All these feelings were there, on the faces of my fellow spectators, bigots in their self-righteousness, a terrible show for the actors to watch while they were being watched. And I instantly remembered that paragraph from Adam Smith, when he was talking about actors and singers and why do we pay a ticket to see them and applaud in the end, but wouldn’t be caught dead doing the same on a stage as they did. Smith said, there’s an incorporated despise from us to them – and an underserved one, since we could never do the same thing they do. We couldn’t for the lack of skills (well, that’s not necessarily true for some of today’s art), but also because of our dignity and image of the self. There is a fragility, a weakness in exposing yourself or in putting yourself in such a position as to be regarded with the kind of pity or contempt actors and other performers often are regarded with, when we, the spectators, confuse them for the characters they play.
And we don’t want to go over our comfort zone and explore any further.
But what about these people watching nakedness in all its forms? We had in front of us a teenager, three women of various shapes and sizes and an elderly man – by far, the most interesting figure for me, with his wild hair and pink eyelid rims. My ears caught various threads of conversations, some of them, terribly disturbing. In front of me, a 10 yo, with his mom and dad, the kind of hunky, good boy, said three things. The first I didn’t recall, although it sounded strange to my ears, but the second one, when the big-breasted woman appeared, was terribly inappropriate: Acum chiar că m-au dat pe spate/’Now they really knocked me over!’. And the third, when the blossoming-tit teenager appeared, was a comeback to his age-appropriate innocence; he asked his mother – rather loudly, as if he was asking himself and the audiences at the same time – whether that’s supposed to be a show with adults or with children? I sort of understood his inept remarks in the end of the show, when the father, the accountant type, uttered the same type of badly placed humor.
And yet, the show was not about nakedness. Nor about wards and prisoners or any other kind of abusive relations, as it seemed to be, when it all started. The colored people started to ooze something out of various recipients, a foam engulfing various parts of them. As the foam cooled, they became statues, and the guards helped them by cutting the foam and then removing them from the scene, in a cart.

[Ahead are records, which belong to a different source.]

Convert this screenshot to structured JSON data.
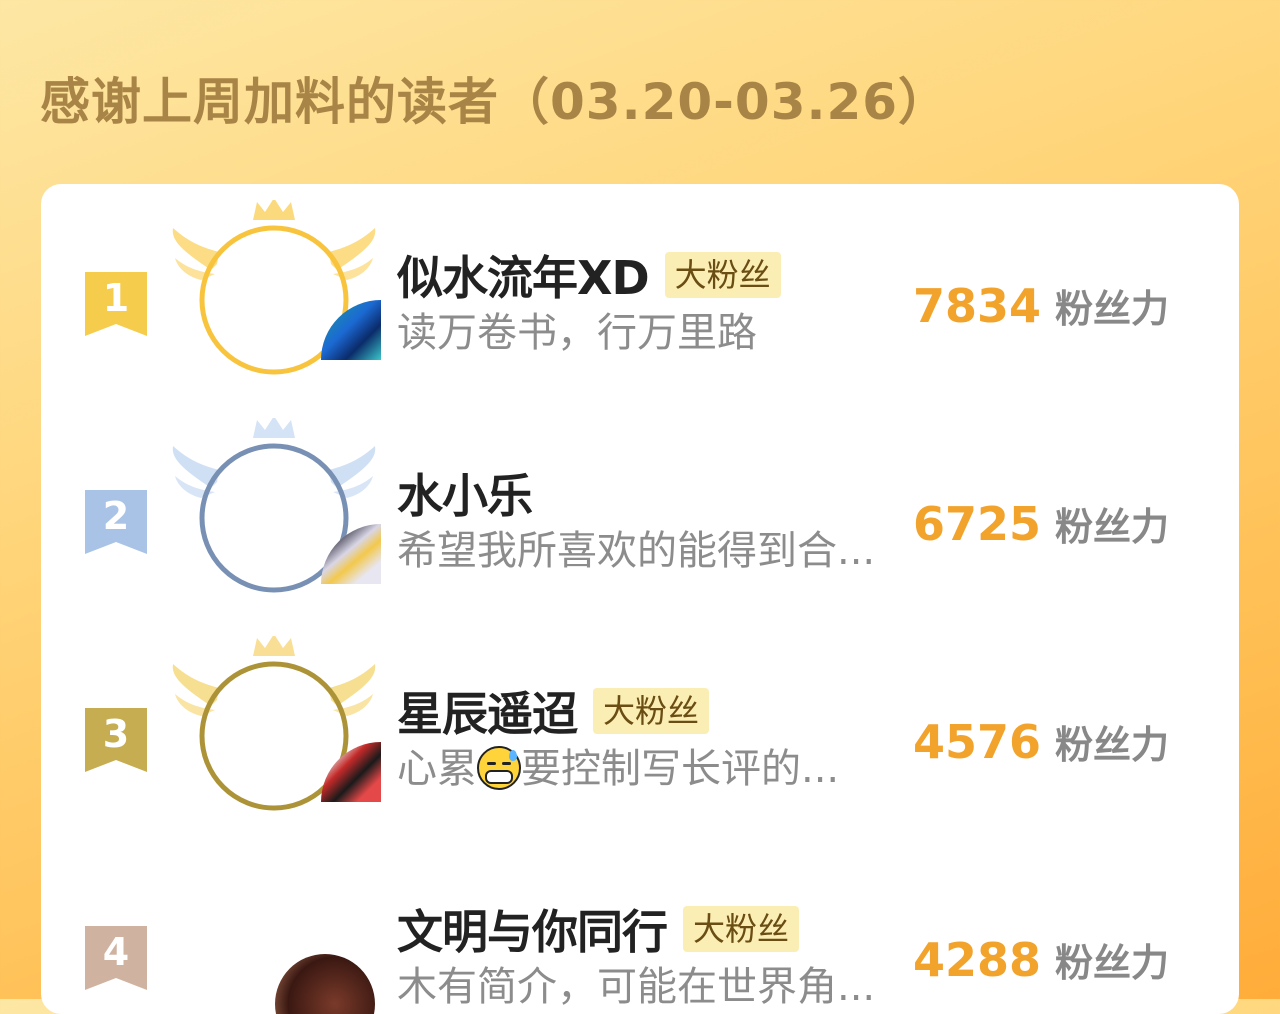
{
  "header": {
    "title": "感谢上周加料的读者（03.20-03.26）"
  },
  "colors": {
    "rank1": "#f6cc4c",
    "rank2": "#a9c3e6",
    "rank3": "#c6ad52",
    "rank4": "#cfb3a0",
    "score": "#f2a32c",
    "badge_bg": "#fbeeb4"
  },
  "readers": [
    {
      "rank": "1",
      "name": "似水流年XD",
      "badge": "大粉丝",
      "bio": "读万卷书，行万里路",
      "score": "7834",
      "unit": "粉丝力"
    },
    {
      "rank": "2",
      "name": "水小乐",
      "badge": "",
      "bio": "希望我所喜欢的能得到合...",
      "score": "6725",
      "unit": "粉丝力"
    },
    {
      "rank": "3",
      "name": "星辰遥迢",
      "badge": "大粉丝",
      "bio_before": "心累",
      "bio_emoji": "sweat-mask-emoji",
      "bio_after": "要控制写长评的...",
      "score": "4576",
      "unit": "粉丝力"
    },
    {
      "rank": "4",
      "name": "文明与你同行",
      "badge": "大粉丝",
      "bio": "木有简介，可能在世界角...",
      "score": "4288",
      "unit": "粉丝力"
    }
  ]
}
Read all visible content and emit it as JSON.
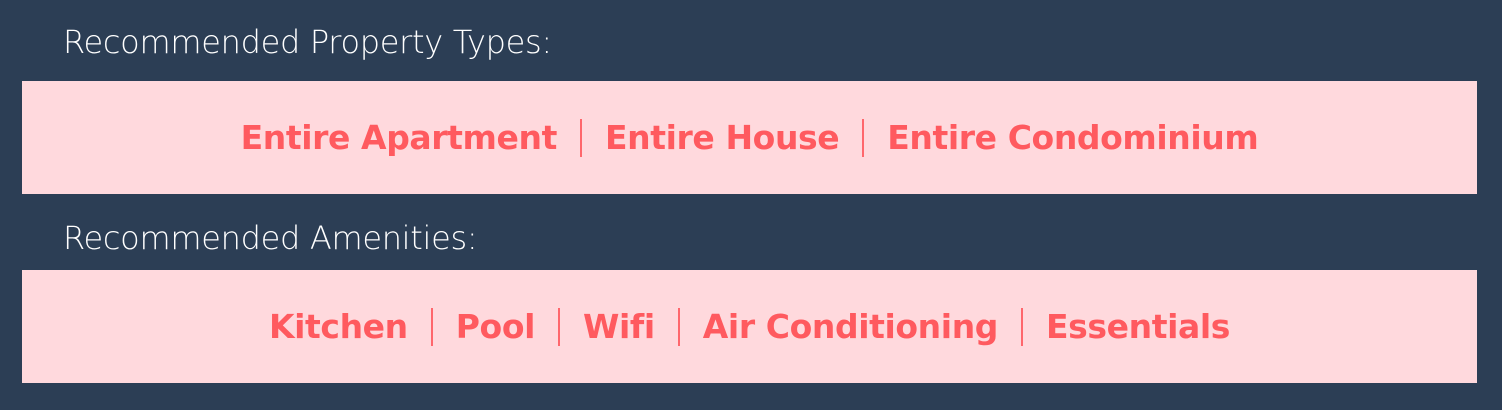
{
  "colors": {
    "background": "#2c3e55",
    "band": "#ffd9dd",
    "accent": "#ff5a5f",
    "label_text": "#ffffff"
  },
  "property_types": {
    "heading": "Recommended Property Types:",
    "items": [
      "Entire Apartment",
      "Entire House",
      "Entire Condominium"
    ]
  },
  "amenities": {
    "heading": "Recommended Amenities:",
    "items": [
      "Kitchen",
      "Pool",
      "Wifi",
      "Air Conditioning",
      "Essentials"
    ]
  }
}
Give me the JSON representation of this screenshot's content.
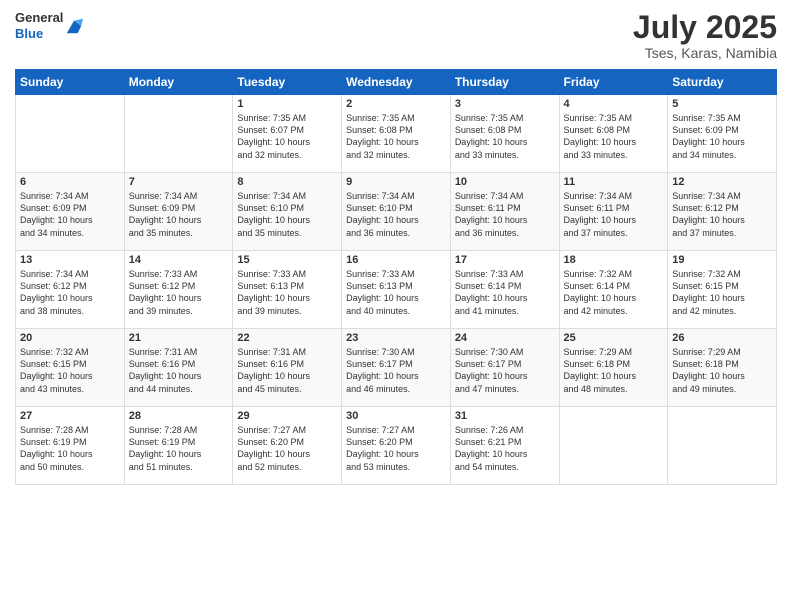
{
  "header": {
    "logo_general": "General",
    "logo_blue": "Blue",
    "month_year": "July 2025",
    "location": "Tses, Karas, Namibia"
  },
  "weekdays": [
    "Sunday",
    "Monday",
    "Tuesday",
    "Wednesday",
    "Thursday",
    "Friday",
    "Saturday"
  ],
  "weeks": [
    [
      {
        "day": "",
        "info": ""
      },
      {
        "day": "",
        "info": ""
      },
      {
        "day": "1",
        "info": "Sunrise: 7:35 AM\nSunset: 6:07 PM\nDaylight: 10 hours\nand 32 minutes."
      },
      {
        "day": "2",
        "info": "Sunrise: 7:35 AM\nSunset: 6:08 PM\nDaylight: 10 hours\nand 32 minutes."
      },
      {
        "day": "3",
        "info": "Sunrise: 7:35 AM\nSunset: 6:08 PM\nDaylight: 10 hours\nand 33 minutes."
      },
      {
        "day": "4",
        "info": "Sunrise: 7:35 AM\nSunset: 6:08 PM\nDaylight: 10 hours\nand 33 minutes."
      },
      {
        "day": "5",
        "info": "Sunrise: 7:35 AM\nSunset: 6:09 PM\nDaylight: 10 hours\nand 34 minutes."
      }
    ],
    [
      {
        "day": "6",
        "info": "Sunrise: 7:34 AM\nSunset: 6:09 PM\nDaylight: 10 hours\nand 34 minutes."
      },
      {
        "day": "7",
        "info": "Sunrise: 7:34 AM\nSunset: 6:09 PM\nDaylight: 10 hours\nand 35 minutes."
      },
      {
        "day": "8",
        "info": "Sunrise: 7:34 AM\nSunset: 6:10 PM\nDaylight: 10 hours\nand 35 minutes."
      },
      {
        "day": "9",
        "info": "Sunrise: 7:34 AM\nSunset: 6:10 PM\nDaylight: 10 hours\nand 36 minutes."
      },
      {
        "day": "10",
        "info": "Sunrise: 7:34 AM\nSunset: 6:11 PM\nDaylight: 10 hours\nand 36 minutes."
      },
      {
        "day": "11",
        "info": "Sunrise: 7:34 AM\nSunset: 6:11 PM\nDaylight: 10 hours\nand 37 minutes."
      },
      {
        "day": "12",
        "info": "Sunrise: 7:34 AM\nSunset: 6:12 PM\nDaylight: 10 hours\nand 37 minutes."
      }
    ],
    [
      {
        "day": "13",
        "info": "Sunrise: 7:34 AM\nSunset: 6:12 PM\nDaylight: 10 hours\nand 38 minutes."
      },
      {
        "day": "14",
        "info": "Sunrise: 7:33 AM\nSunset: 6:12 PM\nDaylight: 10 hours\nand 39 minutes."
      },
      {
        "day": "15",
        "info": "Sunrise: 7:33 AM\nSunset: 6:13 PM\nDaylight: 10 hours\nand 39 minutes."
      },
      {
        "day": "16",
        "info": "Sunrise: 7:33 AM\nSunset: 6:13 PM\nDaylight: 10 hours\nand 40 minutes."
      },
      {
        "day": "17",
        "info": "Sunrise: 7:33 AM\nSunset: 6:14 PM\nDaylight: 10 hours\nand 41 minutes."
      },
      {
        "day": "18",
        "info": "Sunrise: 7:32 AM\nSunset: 6:14 PM\nDaylight: 10 hours\nand 42 minutes."
      },
      {
        "day": "19",
        "info": "Sunrise: 7:32 AM\nSunset: 6:15 PM\nDaylight: 10 hours\nand 42 minutes."
      }
    ],
    [
      {
        "day": "20",
        "info": "Sunrise: 7:32 AM\nSunset: 6:15 PM\nDaylight: 10 hours\nand 43 minutes."
      },
      {
        "day": "21",
        "info": "Sunrise: 7:31 AM\nSunset: 6:16 PM\nDaylight: 10 hours\nand 44 minutes."
      },
      {
        "day": "22",
        "info": "Sunrise: 7:31 AM\nSunset: 6:16 PM\nDaylight: 10 hours\nand 45 minutes."
      },
      {
        "day": "23",
        "info": "Sunrise: 7:30 AM\nSunset: 6:17 PM\nDaylight: 10 hours\nand 46 minutes."
      },
      {
        "day": "24",
        "info": "Sunrise: 7:30 AM\nSunset: 6:17 PM\nDaylight: 10 hours\nand 47 minutes."
      },
      {
        "day": "25",
        "info": "Sunrise: 7:29 AM\nSunset: 6:18 PM\nDaylight: 10 hours\nand 48 minutes."
      },
      {
        "day": "26",
        "info": "Sunrise: 7:29 AM\nSunset: 6:18 PM\nDaylight: 10 hours\nand 49 minutes."
      }
    ],
    [
      {
        "day": "27",
        "info": "Sunrise: 7:28 AM\nSunset: 6:19 PM\nDaylight: 10 hours\nand 50 minutes."
      },
      {
        "day": "28",
        "info": "Sunrise: 7:28 AM\nSunset: 6:19 PM\nDaylight: 10 hours\nand 51 minutes."
      },
      {
        "day": "29",
        "info": "Sunrise: 7:27 AM\nSunset: 6:20 PM\nDaylight: 10 hours\nand 52 minutes."
      },
      {
        "day": "30",
        "info": "Sunrise: 7:27 AM\nSunset: 6:20 PM\nDaylight: 10 hours\nand 53 minutes."
      },
      {
        "day": "31",
        "info": "Sunrise: 7:26 AM\nSunset: 6:21 PM\nDaylight: 10 hours\nand 54 minutes."
      },
      {
        "day": "",
        "info": ""
      },
      {
        "day": "",
        "info": ""
      }
    ]
  ]
}
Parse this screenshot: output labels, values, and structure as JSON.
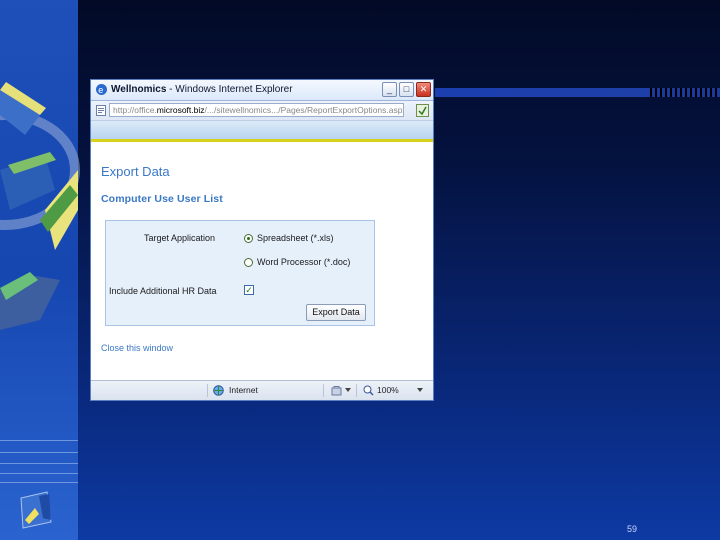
{
  "browser": {
    "title": "Wellnomics - Windows Internet Explorer",
    "title_app": "Wellnomics",
    "title_sep": " - ",
    "title_browser": "Windows Internet Explorer",
    "url_prefix": "http://office.",
    "url_strong": "microsoft.biz",
    "url_rest": "/.../sitewellnomics.../Pages/ReportExportOptions.aspx",
    "buttons": {
      "minimize": "_",
      "maximize": "□",
      "close": "✕"
    }
  },
  "page": {
    "heading": "Export Data",
    "subheading": "Computer Use User List",
    "form": {
      "target_label": "Target Application",
      "option_spreadsheet": "Spreadsheet (*.xls)",
      "option_word": "Word Processor (*.doc)",
      "selected": "Spreadsheet (*.xls)",
      "hr_label": "Include Additional HR Data",
      "hr_checked": true,
      "export_button": "Export Data"
    },
    "close_link": "Close this window"
  },
  "status": {
    "zone": "Internet",
    "zoom": "100%"
  },
  "slide": {
    "page_number": "59"
  },
  "colors": {
    "accent": "#3a78c6",
    "band_yellow": "#d6d11a"
  }
}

The show was, by no means, cheap or fortuitous – I found myself dwelling in various interpretations, as the metaphors were waiting for me us to uncover them. But the same thought was lingering – related to my embarrassing position at the beginning of the show, when everything seemed to be just utter exhibition of nakedness. That is, before the ‘action’ started to create some meaning to the whole thing, for the spectator.